SQL for Data Science - A Complete Guide

Posted in /   /  

SQL for Data Science - A Complete Guide
ramyashankar

Ramya Shankar
Last updated on December 21, 2024

    Data science is one of the most promising and flourishing domains offering a plethora of job opportunities. We all know that the field is all about data and making the most of it. It requires individuals to possess a rich set of skills. Among the data science skills, SQL is a must-have.

    SQL (Structured Query Language) is a query language used to communicate or interact with a relational database . It helps you store and manage data in a relational database management system (RDBMS). IBM Computer Scientists in the 1970s created this language and became the American National Standards Institute (ANSI) and International Organization for Standardization (ISO) standards in 1986 and 1987, respectively.

    Today, Structured Query Language is the standard and de-facto language to store, manipulate, retrieve, and delete data from relational databases. Let us discuss how SQL is used in data science.

    What is Data Science?

    The simple definition is studying huge amounts of data to extract meaningful insights.

    A typical data scientist has to collect data from various sources, then filter the data, manipulate it to suit a business problem or transform it to analyze it further, apply algorithms and statistical measures to it, and finally process and visualize data that can be then interpreted to put to use or perform further analysis on it.

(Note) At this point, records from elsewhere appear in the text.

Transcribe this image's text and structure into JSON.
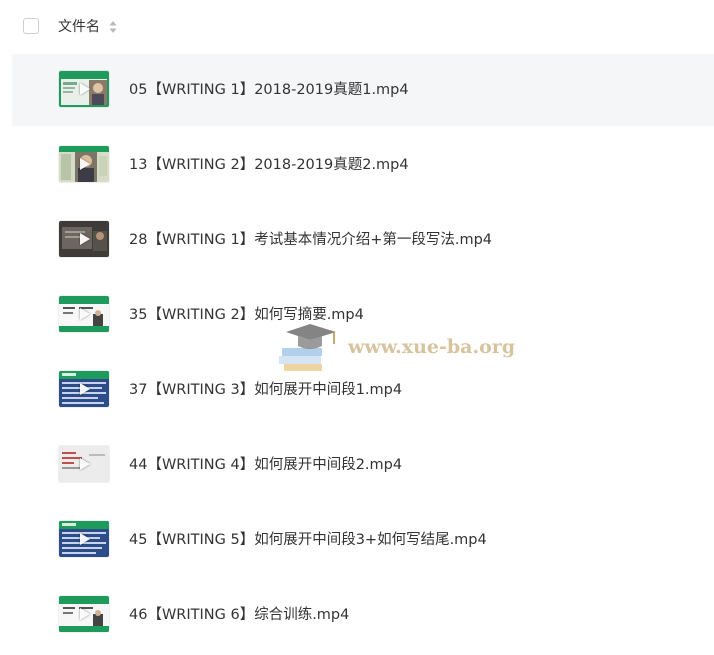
{
  "header": {
    "column_title": "文件名"
  },
  "files": [
    {
      "name": "05【WRITING 1】2018-2019真题1.mp4"
    },
    {
      "name": "13【WRITING 2】2018-2019真题2.mp4"
    },
    {
      "name": "28【WRITING 1】考试基本情况介绍+第一段写法.mp4"
    },
    {
      "name": "35【WRITING 2】如何写摘要.mp4"
    },
    {
      "name": "37【WRITING 3】如何展开中间段1.mp4"
    },
    {
      "name": "44【WRITING 4】如何展开中间段2.mp4"
    },
    {
      "name": "45【WRITING 5】如何展开中间段3+如何写结尾.mp4"
    },
    {
      "name": "46【WRITING 6】综合训练.mp4"
    }
  ],
  "watermark": {
    "text": "www.xue-ba.org"
  },
  "colors": {
    "hover_row": "#f5f6f8",
    "text": "#333333",
    "thumb_green": "#1e9b5c",
    "watermark": "#d1b98d"
  }
}
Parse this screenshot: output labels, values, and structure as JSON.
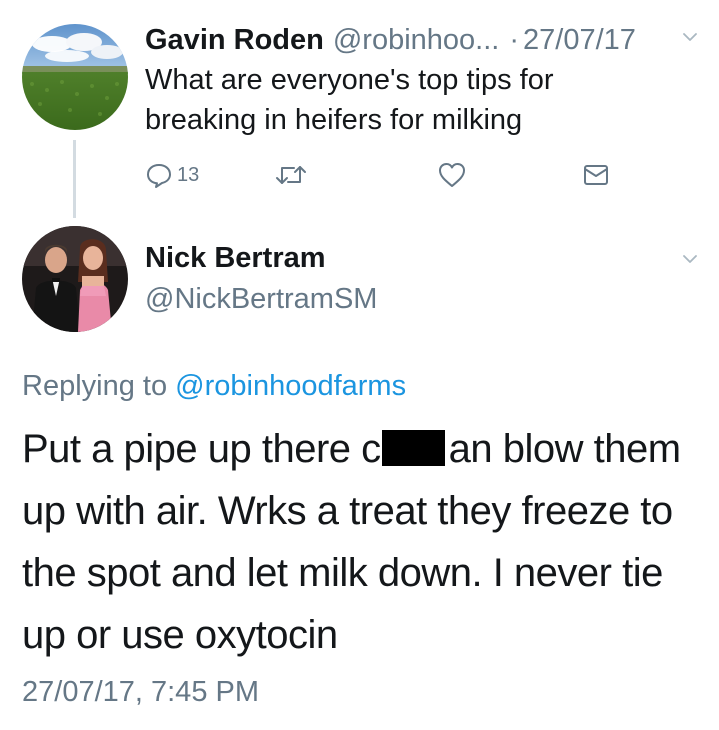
{
  "parent_tweet": {
    "author_name": "Gavin Roden",
    "author_handle": "@robinhoo...",
    "separator": "·",
    "date": "27/07/17",
    "text": "What are everyone's top tips for breaking in heifers for milking",
    "actions": {
      "reply_count": "13",
      "reply_icon": "reply-icon",
      "retweet_icon": "retweet-icon",
      "like_icon": "heart-icon",
      "dm_icon": "envelope-icon"
    }
  },
  "reply_tweet": {
    "author_name": "Nick Bertram",
    "author_handle": "@NickBertramSM",
    "replying_to_label": "Replying to",
    "replying_to_handle": "@robinhoodfarms",
    "text_before_redaction": "Put a pipe up there c",
    "text_after_redaction": "an blow them up with air.  Wrks a treat they freeze to the spot and let milk down. I never tie up or use oxytocin",
    "timestamp": "27/07/17, 7:45 PM"
  },
  "colors": {
    "text_primary": "#14171a",
    "text_secondary": "#657786",
    "link": "#1b95e0",
    "thread_line": "#d3dbe1",
    "caret": "#aab8c2"
  }
}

    The data that a data scientist receives are just chunks of raw or unstructured data. It can be in any form – text, image, sensor data from devices, etc. Through filtering, sorting, and other mechanisms, data is transformed into a more usable form that can lead to solutions for complex business problems.

    Some typical examples of data science applications are recommendation systems for movies and online purchases, inventory tracking and update for manufacturing units, and speech and image recognition. No wonder data science has set its foot in almost all domains, whether e-commerce, healthcare, finance, logistics, manufacturing, or banking.

    Check out in detail: What is Data Science?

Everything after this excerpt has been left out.